ADR-019 — Git-like ref structure¶
Status · Accepted Date · 2026-04-27 TA anchor ·/components/versioning ·/contracts/per-image-repo Related RFC · None (follows from ADR-018)
Context¶
ADR-018 commits to a content-addressed DAG of snapshots. Within that, we need a structure for refs (branches, tags) and HEAD. Several conventions are possible; consistency matters more than the choice.
Decision¶
Refs follow git's filesystem layout:
<image_id>/
refs/
heads/<branch_name> plain text file containing snapshot hash
tags/<tag_name> plain text file containing snapshot hash
HEAD plain text file:
either "ref: refs/heads/main"
or a literal hash (detached state)
Branch and tag names follow the same rules as git: no spaces, no .., no leading dot, etc. Hash format is full SHA-256 (64 hex characters).
Rationale¶
- Familiar. Anyone who's used git can read these files directly.
- Inspectable.
cat refs/heads/mainshows the hash; no parsing. - Atomic updates. Updating a ref is a single file write; no transaction boundaries to manage.
- Compatibility with future tooling. If we ever want to expose a Chemigram repo through a git-like CLI, the structure is ready.
Alternatives considered¶
- JSON manifest with all refs: rejected — atomic-update story is worse (need to read-modify-write a single file), and the inspection ergonomics are worse (
cat refs.json | jq '.heads.main'instead ofcat refs/heads/main). - Database (SQLite) for refs: rejected — same reasons as ADR-018 rejected SQLite for snapshots.

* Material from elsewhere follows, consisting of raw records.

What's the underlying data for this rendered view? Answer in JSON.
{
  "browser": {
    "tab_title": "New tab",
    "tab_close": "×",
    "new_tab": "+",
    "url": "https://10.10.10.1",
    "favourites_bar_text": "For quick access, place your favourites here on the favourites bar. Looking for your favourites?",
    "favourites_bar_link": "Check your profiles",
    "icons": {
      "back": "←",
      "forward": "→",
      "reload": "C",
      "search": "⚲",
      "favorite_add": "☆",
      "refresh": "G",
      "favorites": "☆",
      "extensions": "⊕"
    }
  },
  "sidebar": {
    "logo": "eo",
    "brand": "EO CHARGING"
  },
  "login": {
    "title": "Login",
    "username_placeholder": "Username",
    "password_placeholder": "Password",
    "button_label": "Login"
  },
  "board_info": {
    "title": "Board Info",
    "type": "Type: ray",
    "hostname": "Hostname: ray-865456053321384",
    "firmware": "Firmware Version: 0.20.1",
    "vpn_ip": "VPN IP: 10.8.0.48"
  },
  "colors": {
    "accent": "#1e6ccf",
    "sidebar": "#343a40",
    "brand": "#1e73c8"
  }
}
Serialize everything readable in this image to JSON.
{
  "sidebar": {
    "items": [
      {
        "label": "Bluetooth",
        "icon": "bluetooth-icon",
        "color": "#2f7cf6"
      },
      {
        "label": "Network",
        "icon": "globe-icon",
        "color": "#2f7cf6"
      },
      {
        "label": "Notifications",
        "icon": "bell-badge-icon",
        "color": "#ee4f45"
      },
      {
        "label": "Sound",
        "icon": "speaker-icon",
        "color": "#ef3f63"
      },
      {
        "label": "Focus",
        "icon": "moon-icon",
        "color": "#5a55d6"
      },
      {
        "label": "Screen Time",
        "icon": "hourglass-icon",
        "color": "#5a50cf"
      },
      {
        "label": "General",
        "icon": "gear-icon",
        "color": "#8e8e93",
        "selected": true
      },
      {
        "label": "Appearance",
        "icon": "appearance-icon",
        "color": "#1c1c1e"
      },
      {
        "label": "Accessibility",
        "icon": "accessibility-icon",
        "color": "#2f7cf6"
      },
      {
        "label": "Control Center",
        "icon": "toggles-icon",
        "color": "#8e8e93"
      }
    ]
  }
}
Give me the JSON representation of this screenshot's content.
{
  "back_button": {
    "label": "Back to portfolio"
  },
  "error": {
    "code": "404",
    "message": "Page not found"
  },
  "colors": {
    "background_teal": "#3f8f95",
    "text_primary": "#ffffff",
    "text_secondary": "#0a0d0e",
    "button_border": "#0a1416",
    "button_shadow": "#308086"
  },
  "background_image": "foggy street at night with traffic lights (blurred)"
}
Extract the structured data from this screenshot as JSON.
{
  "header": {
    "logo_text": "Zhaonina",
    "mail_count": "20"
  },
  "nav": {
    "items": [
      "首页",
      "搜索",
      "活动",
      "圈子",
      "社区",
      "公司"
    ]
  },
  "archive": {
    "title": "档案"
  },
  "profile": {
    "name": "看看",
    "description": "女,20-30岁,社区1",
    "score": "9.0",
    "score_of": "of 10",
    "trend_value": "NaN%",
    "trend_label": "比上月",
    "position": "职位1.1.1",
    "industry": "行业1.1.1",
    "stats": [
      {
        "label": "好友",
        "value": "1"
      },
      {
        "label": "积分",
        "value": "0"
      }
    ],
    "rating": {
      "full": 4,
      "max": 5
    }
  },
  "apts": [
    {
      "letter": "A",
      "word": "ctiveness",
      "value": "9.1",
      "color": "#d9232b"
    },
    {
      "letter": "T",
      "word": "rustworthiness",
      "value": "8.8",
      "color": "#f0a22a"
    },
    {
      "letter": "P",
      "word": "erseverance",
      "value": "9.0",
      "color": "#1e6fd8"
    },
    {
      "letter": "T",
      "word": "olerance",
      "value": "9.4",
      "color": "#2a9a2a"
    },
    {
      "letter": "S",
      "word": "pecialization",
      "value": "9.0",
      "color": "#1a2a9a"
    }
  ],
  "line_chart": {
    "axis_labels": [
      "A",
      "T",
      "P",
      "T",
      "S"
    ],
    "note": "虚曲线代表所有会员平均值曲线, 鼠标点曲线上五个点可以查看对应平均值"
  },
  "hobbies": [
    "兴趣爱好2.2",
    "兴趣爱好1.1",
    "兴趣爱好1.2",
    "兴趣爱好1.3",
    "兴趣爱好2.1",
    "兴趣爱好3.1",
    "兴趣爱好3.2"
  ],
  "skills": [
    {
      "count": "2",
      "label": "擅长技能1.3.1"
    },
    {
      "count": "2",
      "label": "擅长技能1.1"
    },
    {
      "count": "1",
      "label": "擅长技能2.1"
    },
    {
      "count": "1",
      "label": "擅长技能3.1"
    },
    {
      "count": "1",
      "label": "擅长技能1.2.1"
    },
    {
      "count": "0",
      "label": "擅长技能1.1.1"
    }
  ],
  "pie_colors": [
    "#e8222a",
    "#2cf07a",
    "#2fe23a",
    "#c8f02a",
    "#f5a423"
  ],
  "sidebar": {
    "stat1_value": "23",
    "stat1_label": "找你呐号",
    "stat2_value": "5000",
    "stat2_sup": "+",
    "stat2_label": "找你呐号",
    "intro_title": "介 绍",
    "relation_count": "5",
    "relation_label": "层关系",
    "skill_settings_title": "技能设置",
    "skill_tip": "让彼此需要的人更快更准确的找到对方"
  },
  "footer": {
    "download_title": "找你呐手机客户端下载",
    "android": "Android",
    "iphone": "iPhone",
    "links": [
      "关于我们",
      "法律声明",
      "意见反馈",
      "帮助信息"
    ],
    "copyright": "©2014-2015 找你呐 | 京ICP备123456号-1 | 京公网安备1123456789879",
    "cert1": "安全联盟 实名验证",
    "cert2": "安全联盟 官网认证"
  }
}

- Custom ref format: considered, no benefit over copying git's conventions. Reinventing this wheel is pointless.
Consequences¶
Positive: - Inspection and debugging via standard Unix tools - Atomic ref updates - Familiar mental model - Easy to back up (rsync the directory)
Negative:
- Subdirectories for refs/heads and refs/tags are slightly more setup than a single flat refs file (one-time cost; not a real problem)
Implementation notes¶
Branch creation: write refs/heads/<name> with the hash; update HEAD if checking out. Tag creation: write refs/tags/<name>. HEAD detached state (e.g., after checkout <hash>) is stored as the literal hash string in HEAD.